Un besoin énorme en glucides

"La nutrition joue un rôle majeur sur la performance, en particulier les glucides. Il faut en stocker suffisamment pour avoir une réserve en glycogène, qui permet de retarder la fatigue pendant l’effort. Les protéines et les lipides ont moins d’impact. On essaie de répartir et de fractionner l’apport en glucides du matin en coucher. Ça peut parfois monter sur une journée jusqu’à 15 ou 16 grammes de glucides par kilo de poids de corps. Pendant une étape, on peut être sur du 100 à 120 grammes de glucides par heure, voire atteindre les 140 grammes. Ça peut paraître énorme quand on sait que 100 grammes de pâtes cuites correspondent à 25 grammes de glucides. C’est comme si un coureur mangeait 500 grammes de pâtes par heure", développe Pierre Pasquier.
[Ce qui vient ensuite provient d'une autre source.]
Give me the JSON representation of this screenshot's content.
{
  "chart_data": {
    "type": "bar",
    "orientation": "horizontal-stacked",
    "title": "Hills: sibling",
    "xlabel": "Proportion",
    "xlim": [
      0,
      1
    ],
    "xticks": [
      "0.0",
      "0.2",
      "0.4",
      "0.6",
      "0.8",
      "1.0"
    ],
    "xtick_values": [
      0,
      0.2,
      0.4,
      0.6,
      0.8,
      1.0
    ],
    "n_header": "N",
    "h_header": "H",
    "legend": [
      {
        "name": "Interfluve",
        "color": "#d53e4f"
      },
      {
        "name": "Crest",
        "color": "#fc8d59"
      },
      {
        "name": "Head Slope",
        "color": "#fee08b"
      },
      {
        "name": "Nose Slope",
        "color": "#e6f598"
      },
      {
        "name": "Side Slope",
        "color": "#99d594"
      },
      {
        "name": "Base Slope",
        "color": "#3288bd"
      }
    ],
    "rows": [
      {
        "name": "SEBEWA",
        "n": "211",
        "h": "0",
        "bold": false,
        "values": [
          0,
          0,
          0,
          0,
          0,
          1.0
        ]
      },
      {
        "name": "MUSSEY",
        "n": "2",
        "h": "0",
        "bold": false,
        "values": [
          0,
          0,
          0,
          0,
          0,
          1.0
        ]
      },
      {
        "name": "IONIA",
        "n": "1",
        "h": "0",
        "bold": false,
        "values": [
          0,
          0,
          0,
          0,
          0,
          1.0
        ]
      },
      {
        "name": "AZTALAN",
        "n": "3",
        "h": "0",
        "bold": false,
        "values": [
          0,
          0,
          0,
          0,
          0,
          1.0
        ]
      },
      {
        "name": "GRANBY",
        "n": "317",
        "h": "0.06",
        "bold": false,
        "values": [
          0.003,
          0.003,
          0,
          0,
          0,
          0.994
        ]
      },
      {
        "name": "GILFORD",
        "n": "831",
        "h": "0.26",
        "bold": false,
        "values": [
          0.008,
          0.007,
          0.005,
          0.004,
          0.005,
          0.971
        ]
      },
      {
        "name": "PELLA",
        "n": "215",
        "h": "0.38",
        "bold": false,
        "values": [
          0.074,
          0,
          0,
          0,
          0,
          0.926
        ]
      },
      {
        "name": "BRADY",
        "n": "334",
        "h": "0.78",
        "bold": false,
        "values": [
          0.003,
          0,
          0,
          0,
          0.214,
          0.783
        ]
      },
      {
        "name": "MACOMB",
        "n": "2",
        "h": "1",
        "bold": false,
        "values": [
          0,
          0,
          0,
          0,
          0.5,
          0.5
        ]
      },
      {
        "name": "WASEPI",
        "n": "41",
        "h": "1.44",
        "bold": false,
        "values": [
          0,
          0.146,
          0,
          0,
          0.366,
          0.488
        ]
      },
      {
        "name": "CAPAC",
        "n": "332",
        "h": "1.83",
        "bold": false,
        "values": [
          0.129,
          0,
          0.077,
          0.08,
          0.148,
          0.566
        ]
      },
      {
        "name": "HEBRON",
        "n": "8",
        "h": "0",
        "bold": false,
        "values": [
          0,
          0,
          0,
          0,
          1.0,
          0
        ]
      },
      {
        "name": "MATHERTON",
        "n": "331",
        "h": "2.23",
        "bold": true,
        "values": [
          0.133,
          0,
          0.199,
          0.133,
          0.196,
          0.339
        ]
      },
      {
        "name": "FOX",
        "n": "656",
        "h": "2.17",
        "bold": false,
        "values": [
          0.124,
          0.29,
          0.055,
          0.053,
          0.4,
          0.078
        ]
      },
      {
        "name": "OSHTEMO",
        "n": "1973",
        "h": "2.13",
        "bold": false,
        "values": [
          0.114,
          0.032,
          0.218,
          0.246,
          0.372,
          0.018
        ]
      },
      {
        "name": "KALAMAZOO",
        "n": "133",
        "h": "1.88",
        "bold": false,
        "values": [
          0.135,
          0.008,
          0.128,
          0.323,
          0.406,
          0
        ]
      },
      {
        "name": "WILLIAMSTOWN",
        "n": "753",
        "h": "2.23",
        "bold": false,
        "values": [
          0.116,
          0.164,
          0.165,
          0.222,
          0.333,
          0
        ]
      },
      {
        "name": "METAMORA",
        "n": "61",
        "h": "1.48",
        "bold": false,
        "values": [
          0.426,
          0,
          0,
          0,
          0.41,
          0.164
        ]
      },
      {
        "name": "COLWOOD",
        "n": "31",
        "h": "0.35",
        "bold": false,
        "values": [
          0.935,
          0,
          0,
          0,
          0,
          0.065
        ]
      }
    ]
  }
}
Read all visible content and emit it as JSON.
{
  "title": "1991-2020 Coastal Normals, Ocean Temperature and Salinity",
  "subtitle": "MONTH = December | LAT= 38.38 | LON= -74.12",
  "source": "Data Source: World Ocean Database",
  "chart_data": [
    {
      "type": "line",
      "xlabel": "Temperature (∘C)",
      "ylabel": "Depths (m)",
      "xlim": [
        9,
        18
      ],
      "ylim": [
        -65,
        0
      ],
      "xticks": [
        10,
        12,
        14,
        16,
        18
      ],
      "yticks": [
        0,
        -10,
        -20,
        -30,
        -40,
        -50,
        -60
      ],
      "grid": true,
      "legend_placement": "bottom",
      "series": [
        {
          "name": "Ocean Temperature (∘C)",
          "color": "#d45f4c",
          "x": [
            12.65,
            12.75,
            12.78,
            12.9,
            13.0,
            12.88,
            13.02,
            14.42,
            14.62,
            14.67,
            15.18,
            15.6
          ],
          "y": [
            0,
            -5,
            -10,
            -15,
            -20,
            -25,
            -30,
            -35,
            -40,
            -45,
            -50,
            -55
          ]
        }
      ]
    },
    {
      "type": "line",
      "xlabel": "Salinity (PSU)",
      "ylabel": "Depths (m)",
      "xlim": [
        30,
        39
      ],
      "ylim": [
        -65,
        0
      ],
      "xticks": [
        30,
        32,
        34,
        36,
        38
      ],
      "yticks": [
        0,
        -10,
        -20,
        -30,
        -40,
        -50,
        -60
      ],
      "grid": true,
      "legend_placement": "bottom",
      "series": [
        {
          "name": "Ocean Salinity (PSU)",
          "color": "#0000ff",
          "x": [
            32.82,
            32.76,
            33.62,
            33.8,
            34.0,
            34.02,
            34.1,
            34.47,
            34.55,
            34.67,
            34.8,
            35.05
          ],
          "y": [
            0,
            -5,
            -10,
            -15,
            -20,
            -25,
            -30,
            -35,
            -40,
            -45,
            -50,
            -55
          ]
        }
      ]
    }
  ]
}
Plutôt qu’un bon plat de bolognaises, le champion s’oriente plutôt en pleine étape vers des boissons, des barres et toutes sortes de gels riches en glucides mais aux goûts parfois douteux. Et nos bonbons dans tout cela ? "Ils sont davantage consommés à l’arrivée parce qu’ils sont faciles à prendre et sources de plaisir. C’est plus simple d’en prendre un sachet que d’attendre de rentrer au bus pour consommer des gâteaux de riz ou des œufs. Ce n’est pas ce qu’il y a de plus recommandé pour vous ou moi, mais on ne peut pas se comparer à ces coureurs dont les dépenses énergétiques sont énormes", souligne le nutritionniste de TotalEnergies. Moins convaincus, les contempteurs du bonbon déplorent ses colorants, sa digestion pas toujours optimale et regrettent un effet de mode lancé dans les années 2010 par le fantasque Peter Sagan.

Zingle préfère ses bretzels

Et puis il y a tout simplement ceux qui ne sont "pas trop fans", comme Jordan Jegat, le Morbihannais de TotalEnergies qui n'en a pas eu besoin pour multiplier les offensives à l'avant depuis le départ de Florence. "Je n'en ai mangé qu'une fois sur ce Tour, c'était après l'étape du Galibier. Je n'avais rien à manger au contrôle antidopage et ça m'a un peu sauvé. Je préfère les shakers de récupération et les petites douceurs préparées par nos cuisiniers comme des quiches au saumon et des gâteaux à la banane", glisse-t-il. Axel Zingle, le sprinteur-puncheur de Cofidis, n’est pas non plus convaincu : "Moi je suis Alsacien donc je prends des bretzels !"

"C’est en même temps un petit plaisir et un apport glucidique très important. C’est top, ça permet de recharger les batteries rapidement. Après la course, on en prend une bonne poignée et on peut se le permettre vu comment on se dépense. Ce ne sont pas quelques bonbons qui vont changer nos performances", se défend de son côté Thomas Gachignard, qui a été grillé en train d'en échanger quelques-uns avec Pogacar himself après avoir été désigné combatif du jour, mardi, à l’issue de la 16e étape. "Je lui ai dit que je n’en prenais que trois-quatre, mais il m’a dit de tous les manger", plaisante-t-il. Avec le programme pour le moins copieux qui attend le Tour dans les trois prochains jours, pas sûr que le Slovène soit autant dans le partage jusqu'à l'arrivée à Nice.